Restaurant tech readies the reset button
Record inflation and a dramatically different investing environment signal changes ahead.
About a year ago, Wendy’s said it would open 700 units in the next five years with ghost kitchen operator Reef. Now, Wendy’s says it will open 100-150 units by the end of 2025 with ghost kitchen provider Reef, most outside the US. It also plans to close some current locations. It’s indicative of the current state of restaurants and restaurant technology; restaurants are starting to notice changes in the way people are spending money, and everyone is prioritizing parts of the business that work as opposed to fast-paced growth at all costs. (I consider Reef to be a restaurant tech company given technology is what allows ghost kitchens to proliferate.)

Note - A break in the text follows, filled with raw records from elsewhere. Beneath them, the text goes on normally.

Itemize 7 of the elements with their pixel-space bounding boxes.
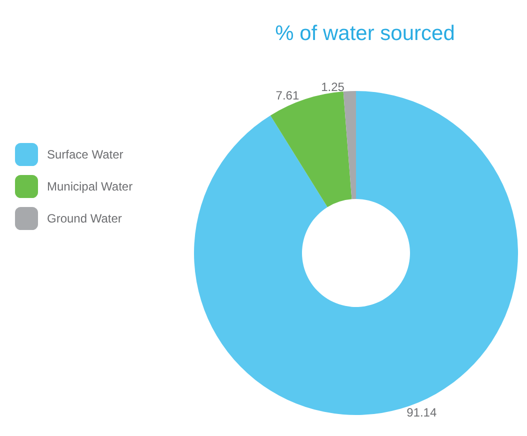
legend-label: Ground Water bbox=[47, 212, 122, 226]
chart-title: % of water sourced bbox=[275, 22, 455, 45]
data-label: 1.25 bbox=[321, 80, 345, 94]
legend-label: Municipal Water bbox=[47, 180, 133, 194]
legend-label: Surface Water bbox=[47, 148, 124, 162]
data-label: 7.61 bbox=[276, 88, 300, 102]
data-label: 91.14 bbox=[406, 406, 437, 420]
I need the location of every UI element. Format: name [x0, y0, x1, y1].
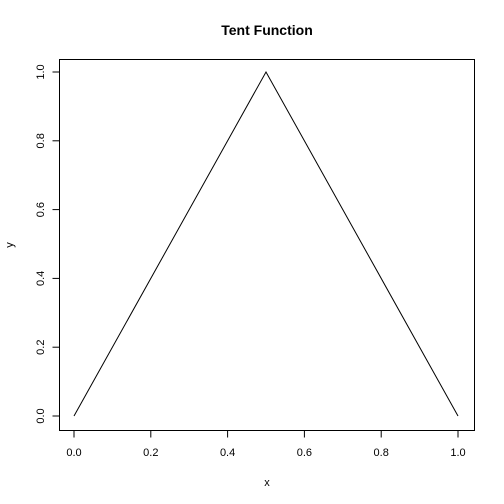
series-line — [73, 70, 459, 417]
x-tick-label: 0.2 — [143, 447, 158, 459]
y-axis-label: y — [4, 242, 16, 248]
x-tick-label: 0.6 — [297, 447, 312, 459]
y-tick-label: 0.2 — [35, 340, 47, 355]
x-tick-label: 0.0 — [66, 447, 81, 459]
y-tick-label: 1.0 — [35, 64, 47, 79]
y-tick-label: 0.8 — [35, 133, 47, 148]
x-tick-label: 0.4 — [220, 447, 235, 459]
y-tick-label: 0.0 — [35, 408, 47, 423]
plot-box — [59, 59, 475, 431]
x-tick-label: 1.0 — [450, 447, 465, 459]
y-axis: 0.0 0.2 0.4 0.6 0.8 1.0 — [35, 64, 60, 424]
x-axis: 0.0 0.2 0.4 0.6 0.8 1.0 — [66, 430, 466, 459]
y-tick-label: 0.6 — [35, 202, 47, 217]
y-tick-label: 0.4 — [35, 271, 47, 286]
chart-title: Tent Function — [221, 22, 313, 38]
x-axis-label: x — [264, 477, 270, 489]
x-tick-label: 0.8 — [374, 447, 389, 459]
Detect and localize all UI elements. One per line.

The latest government numbers show inflation is slowing, according to better-than-expected results shared on Wednesday. The consumer price index, a measure of the average change in what people pay for things, was flat compared to June. (Economists were expecting a small but meaningful 0.2 percent increase.)
That’s cool, but prices are still up 8.5 percent over last July. People — though not necessarily the stock market, apparently — say they’re feeling the crunch. Stories from independent restaurants, commonly used as an example of inflation in communities, are everywhere. They’re trying to offer customers more value, or adding temporary “inflation surcharges” to offset costs without raising menu prices. Plenty are raising menu prices, even reluctantly. It’s happening from New York to Charlotte to small-town Texas and beyond.
Big chains see it, too.
It’s earnings season, when public companies are required to share information about how their business performed over the past three months. It’s a great occasion to hear from company leaders, who are legally obligated to share all sorts of details — though admittedly their analysis of the situation can feel callous, at times. (Remember, we’re talking about food, and, given the aforementioned statistics, the stakes are high.)
For example, Chipotle’s CEO told investors and analysts that, “The low-income consumer definitely has pulled back their purchase frequency. Fortunately, for Chipotle, that is not the majority of our customers.”
Leaders from other large corporate chains shared similar analysis: lower-income consumers are looking for value, not combos, at McDonald’s. At KFC and Taco Bell, diners are getting “more cautious.” The parent company of Applebee’s and IHOP say that more affluent guests are coming through their doors in search of value. Experts refer to this as “trading down.”
These challenges aren’t hitting big delivery companies, not yet, anyway.